Quais as primeiras influências que o levaram a acompanhar o estilo?

Guilherme: A principal influência foi meu pai, mas como dito anteriormente, o filme Escola de Rock foi um divisor de águas na minha vida, assim como o Festival Tchumistock que rolava lá em Rio do Sul na época de pré-adolescência.

A origem do Cena Livre. A ideia partiu através de qual propósito?

Guilherme: A ideia veio de uma necessidade coletiva e nasceu dentro da Oca Cultura, Coletivo de Cultura da época em Rio do Sul, que reunia produtores, músicos, comunicadores e várias outras pessoas do meio. O propósito do Cena Livre era criar materiais profissionais para os músicos terem também uma forma de venda do trabalho, através de vídeo e eternizar as bandas da região.

Quais matérias você destacaria como as melhores do site?

Guilherme: O melhor que fizemos, além das matérias do blog, foram os programas com as bandas e acompanhamento dos festivais. O registro de vídeo faz toda a diferença e está todo aqui registrado >> https://www.youtube.com/channel/UCwNOr9o7RDQxvXsNZi-rhIA

Mas o Ato Político no Morrostock foi sensacional >> http://cenalivre.art.br/morrostock-2017-ato-politico-ou-festival-os-dois/

Há algum critério a ser utilizado na realização das matérias?

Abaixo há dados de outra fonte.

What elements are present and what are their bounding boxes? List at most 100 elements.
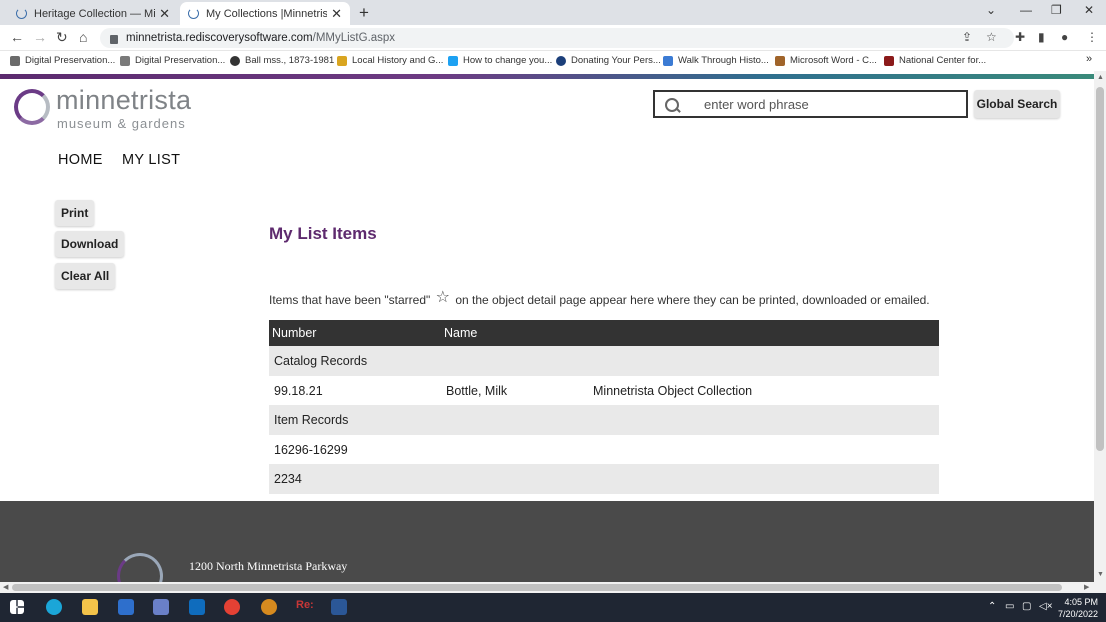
url-domain: minnetrista.rediscoverysoftware.com bbox=[126, 32, 313, 44]
close-window-icon[interactable]: ✕ bbox=[1084, 3, 1094, 17]
row-collection: Minnetrista Object Collection bbox=[593, 383, 753, 398]
table-section-row: Catalog Records bbox=[269, 346, 939, 376]
windows-taskbar: Re: ⌃ ▭ ▢ ◁× 4:05 PM 7/20/2022 bbox=[0, 593, 1106, 622]
lock-icon bbox=[110, 34, 118, 44]
vertical-scrollbar[interactable]: ▲ ▼ bbox=[1094, 71, 1106, 582]
battery-icon[interactable]: ▭ bbox=[1005, 601, 1014, 612]
horizontal-scrollbar[interactable]: ◀ ▶ bbox=[0, 582, 1106, 593]
menu-dots-icon[interactable]: ⋮ bbox=[1086, 30, 1098, 44]
bookmark-item[interactable]: Microsoft Word - C... bbox=[775, 55, 877, 66]
search-input[interactable] bbox=[704, 96, 954, 112]
intro-text: Items that have been "starred" ☆ on the … bbox=[269, 289, 930, 307]
table-row[interactable]: 16296-16299 bbox=[269, 435, 939, 465]
print-button[interactable]: Print bbox=[55, 200, 95, 226]
page-content: minnetrista museum & gardens Global Sear… bbox=[0, 79, 1094, 582]
app-icon[interactable]: Re: bbox=[296, 599, 314, 615]
clock-time: 4:05 PM bbox=[1064, 597, 1098, 607]
loading-icon bbox=[188, 8, 199, 19]
site-icon bbox=[556, 55, 566, 66]
page-title: My List Items bbox=[269, 224, 377, 243]
bookmark-item[interactable]: Digital Preservation... bbox=[10, 55, 115, 66]
star-icon: ☆ bbox=[435, 289, 450, 306]
row-number: Catalog Records bbox=[274, 354, 368, 368]
vertical-scroll-thumb[interactable] bbox=[1096, 87, 1104, 451]
logo-ring-icon bbox=[14, 89, 50, 125]
bookmarks-bar: Digital Preservation... Digital Preserva… bbox=[0, 51, 1106, 71]
chrome-icon[interactable] bbox=[224, 599, 240, 615]
file-explorer-icon[interactable] bbox=[82, 599, 98, 615]
table-row[interactable]: 99.18.21 Bottle, Milk Minnetrista Object… bbox=[269, 376, 939, 406]
url-input[interactable]: minnetrista.rediscoverysoftware.com/MMyL… bbox=[100, 28, 1014, 48]
search-icon bbox=[662, 92, 692, 116]
profile-icon[interactable]: ● bbox=[1061, 30, 1068, 44]
badge-icon bbox=[884, 55, 894, 66]
restore-icon[interactable]: ❐ bbox=[1051, 3, 1062, 17]
scroll-down-icon[interactable]: ▼ bbox=[1097, 571, 1104, 578]
bookmark-item[interactable]: How to change you... bbox=[448, 55, 552, 66]
bookmark-item[interactable]: Ball mss., 1873-1981 bbox=[230, 55, 334, 66]
tab-title: Heritage Collection — Minnetrist bbox=[34, 7, 156, 20]
table-section-row: Item Records bbox=[269, 405, 939, 435]
app-icon[interactable] bbox=[118, 599, 134, 615]
row-number[interactable]: 16296-16299 bbox=[274, 443, 348, 457]
new-tab-button[interactable]: + bbox=[359, 3, 369, 23]
reload-icon[interactable]: ↻ bbox=[56, 29, 68, 46]
site-footer: 1200 North Minnetrista Parkway bbox=[0, 501, 1094, 582]
horizontal-scroll-thumb[interactable] bbox=[12, 584, 1062, 591]
tab-search-icon[interactable]: ⌄ bbox=[986, 3, 996, 17]
word-icon[interactable] bbox=[331, 599, 347, 615]
nav-home[interactable]: HOME bbox=[58, 152, 103, 168]
network-icon[interactable]: ▢ bbox=[1022, 601, 1031, 612]
side-panel-icon[interactable]: ▮ bbox=[1038, 30, 1045, 44]
minimize-icon[interactable]: — bbox=[1020, 3, 1032, 17]
download-button[interactable]: Download bbox=[55, 231, 125, 257]
close-tab-icon[interactable]: ✕ bbox=[331, 6, 342, 22]
share-icon[interactable]: ⇪ bbox=[962, 30, 972, 44]
bookmark-item[interactable]: Walk Through Histo... bbox=[663, 55, 769, 66]
extensions-icon[interactable]: ✚ bbox=[1015, 30, 1025, 44]
bookmarks-overflow-button[interactable]: » bbox=[1086, 53, 1092, 65]
clear-all-button[interactable]: Clear All bbox=[55, 263, 116, 289]
row-number: Item Records bbox=[274, 413, 349, 427]
volume-icon[interactable]: ◁× bbox=[1039, 601, 1053, 612]
tab-heritage-collection[interactable]: Heritage Collection — Minnetrist ✕ bbox=[8, 2, 178, 25]
scroll-left-icon[interactable]: ◀ bbox=[3, 583, 8, 591]
windows-start-icon[interactable] bbox=[10, 600, 24, 614]
logo-subtitle: museum & gardens bbox=[57, 116, 186, 131]
shield-icon bbox=[775, 55, 785, 66]
row-number[interactable]: 99.18.21 bbox=[274, 384, 323, 398]
table-row[interactable]: 2234 bbox=[269, 464, 939, 494]
bookmark-item[interactable]: Donating Your Pers... bbox=[556, 55, 661, 66]
logo-name: minnetrista bbox=[56, 85, 192, 115]
bookmark-star-icon[interactable]: ☆ bbox=[986, 30, 997, 44]
footer-logo-icon bbox=[117, 553, 163, 582]
loading-icon bbox=[16, 8, 27, 19]
tray-overflow-icon[interactable]: ⌃ bbox=[988, 601, 996, 612]
bookmark-item[interactable]: Local History and G... bbox=[337, 55, 443, 66]
row-name[interactable]: Bottle, Milk bbox=[446, 384, 507, 398]
tab-my-collections[interactable]: My Collections |Minnetrista ✕ bbox=[180, 2, 350, 25]
edge-icon[interactable] bbox=[46, 599, 62, 615]
scroll-up-icon[interactable]: ▲ bbox=[1097, 74, 1104, 81]
system-clock[interactable]: 4:05 PM 7/20/2022 bbox=[1058, 596, 1098, 620]
close-tab-icon[interactable]: ✕ bbox=[159, 6, 170, 22]
global-search-box bbox=[653, 90, 968, 118]
home-icon[interactable]: ⌂ bbox=[79, 29, 87, 45]
nav-my-list[interactable]: MY LIST bbox=[122, 152, 180, 168]
global-search-button[interactable]: Global Search bbox=[974, 90, 1060, 118]
bookmark-item[interactable]: Digital Preservation... bbox=[120, 55, 225, 66]
scroll-right-icon[interactable]: ▶ bbox=[1084, 583, 1089, 591]
app-icon[interactable] bbox=[261, 599, 277, 615]
footer-address: 1200 North Minnetrista Parkway bbox=[189, 559, 348, 573]
tumblr-icon bbox=[448, 55, 458, 66]
row-number[interactable]: 2234 bbox=[274, 472, 302, 486]
app-icon[interactable] bbox=[153, 599, 169, 615]
site-logo[interactable]: minnetrista museum & gardens bbox=[14, 85, 194, 131]
back-icon[interactable]: ← bbox=[10, 29, 24, 45]
table-header: Number Name bbox=[269, 320, 939, 346]
column-header-number: Number bbox=[272, 326, 317, 340]
outlook-icon[interactable] bbox=[189, 599, 205, 615]
forward-icon[interactable]: → bbox=[33, 29, 47, 45]
bookmark-item[interactable]: National Center for... bbox=[884, 55, 986, 66]
building-icon bbox=[120, 55, 130, 66]
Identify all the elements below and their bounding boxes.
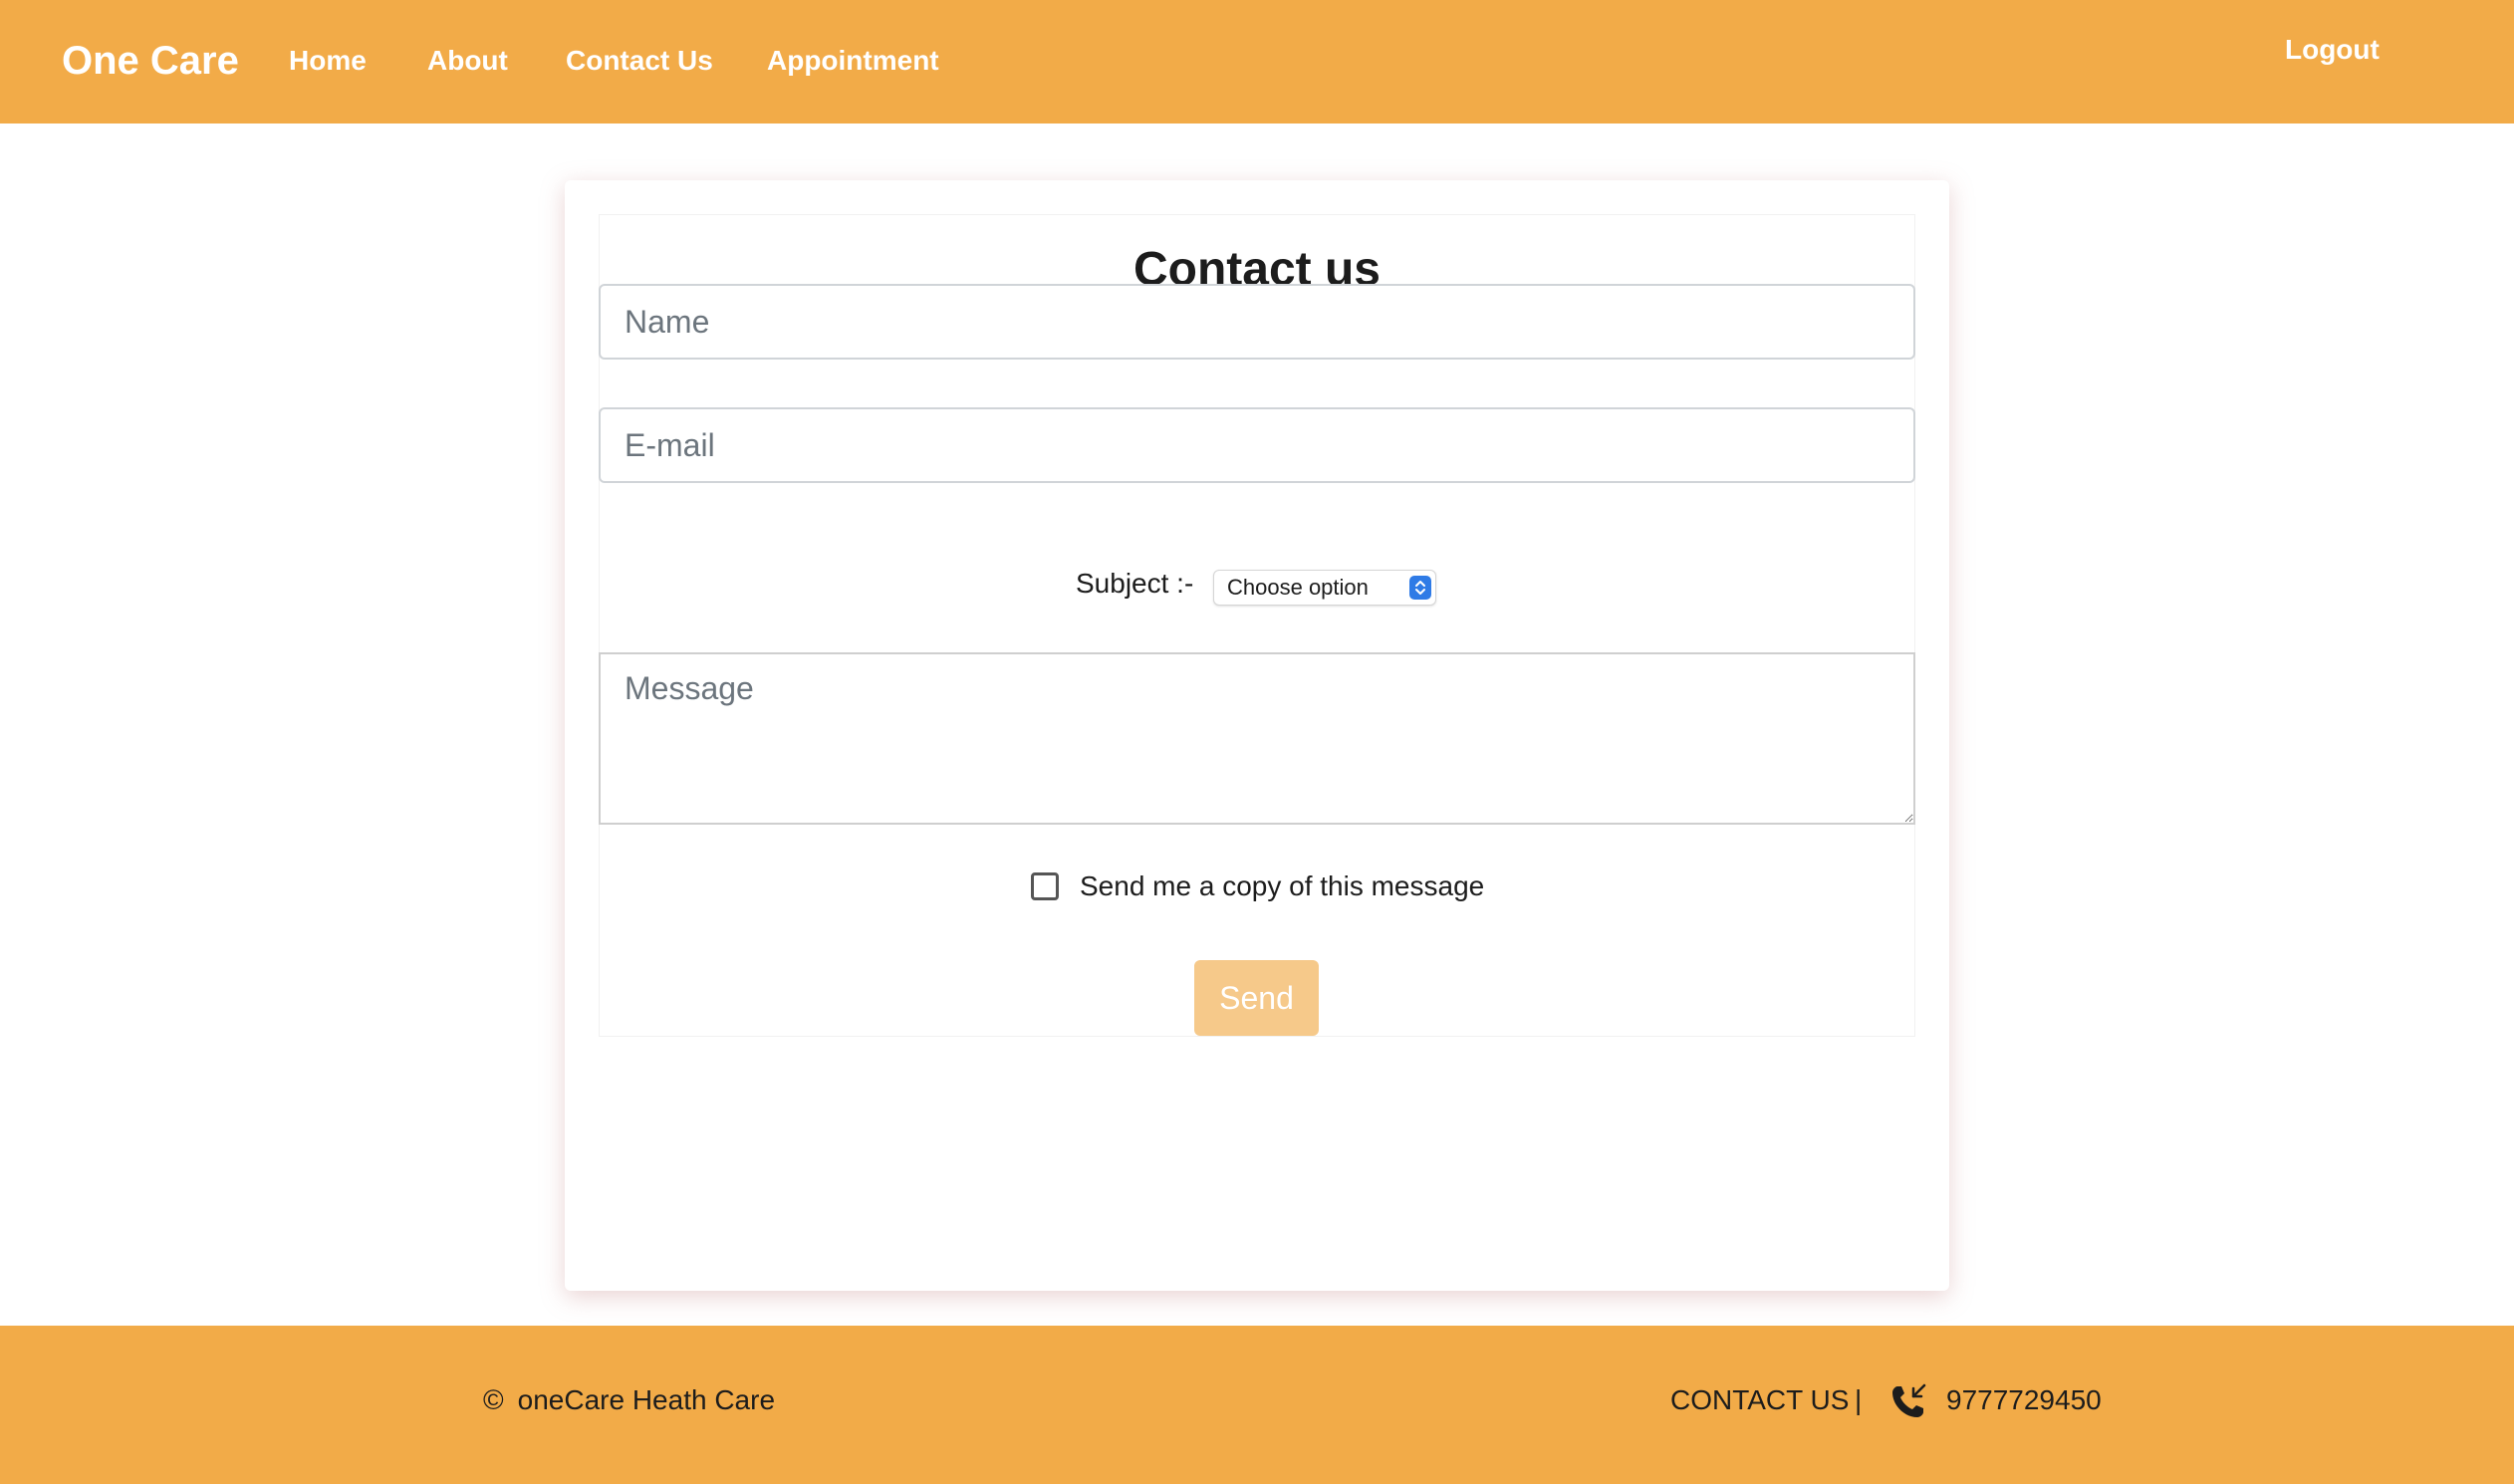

Guilherme: É da Cena, a gente tá falando! O critério é ser produção de Santa Catarina, de preferência autoral.

O Cena Livre conta com quantos colaboradores atualmente?

Guilherme: Somos cerca de 10 pessoas hoje entre videomakers, fotógrafos, editores de conteúdo, produtores.

Como você avalia o crescimento durante a trajetória do site?

Guilherme: O crescimento foi interesse, pois mudamos totalmente a abordagem do Cena Livre para um blog do Underground e da cultura, antes a ideia era apenas eternizar os momentos das bandas de Rio do Sul.

Qual sua visão sobre o papel das mídias independentes atuantes na cena catarinense?

Guilherme: As mídias independentes fazem total diferença no meio, pois concentram realmente quem participa da cena, quem está envolvido no processo e não apenas como alguém que escreve e não tira a bunda do sofá para ir nos festivais, eventos, etc.

Há receptividade das bandas acerca das postagens/fotos/vídeos expostos? Já houve algum imprevisto?

Guilherme: Sempre houve muita receptividade das bandas, inclusive quando pediam a divulgação mais ágil dos materiais criados. Existe uma conexão bem forte entre o Cena Livre e toda a parte de produção cultural independente.

Os festivais de camping em SC gradativamente estão crescendo visto o momento atual desfavorável em nosso país. Na sua opinião, qual o principal motivo para essa ascensão de criação de eventos?

Guilherme: A galera quer sair para desligar, esfriar a cabeça, curtir com os amigos, sem se preocupar com a vida que começa na próxima semana. O momento desfavorável do país faz com que cada vez mais produtores criem eventos pra todo mundo conseguir ao menos se desligar por alguns dias.

Quais os novos projetos para o Cena Livre.

Guilherme: O grande projeto do Cena Livre para esse ano é acompanhar os festivais, feiras de ruas e eventos em geral em todo o estado.

Cinco bandas riosulenses.

Guilherme: Para mim, as mais apaixonantes são LISS, Fulgass, Apicultores Clandestinos, Fronte e Tosse Harmônica (rapaziada nova).

Cinco bandas catarinenses.

Guilherme: Vlad V, Burn, Rhestus, Eletromotriz e Orquídea Negra.

Cinco mídias independentes.

Guilherme: Cena Livre (haha, santo de casa), O Subsolo, Whiplash, A Hora Hard e Urussanga Rock Music

Em nome da Urussanga Rock Music, agradeço a disponibilidade pela entrevista. Se puder, deixe um recado para quem nos acompanha.

Guilherme: A cena nunca vai morrer, ela sempre será atual enquanto houve alguém ouvindo algo novo. Só não podemos deixar de lado nosso próprio som regional e nos voltar apenas para o som internacional antigo, ou mesmo nacional. O Rock tá vivo, a união dos festivais tá mostrando isso não só pra Santa Catarina, mas pra todo país. Viva longa ao Rock, vida longa a produção autoral!!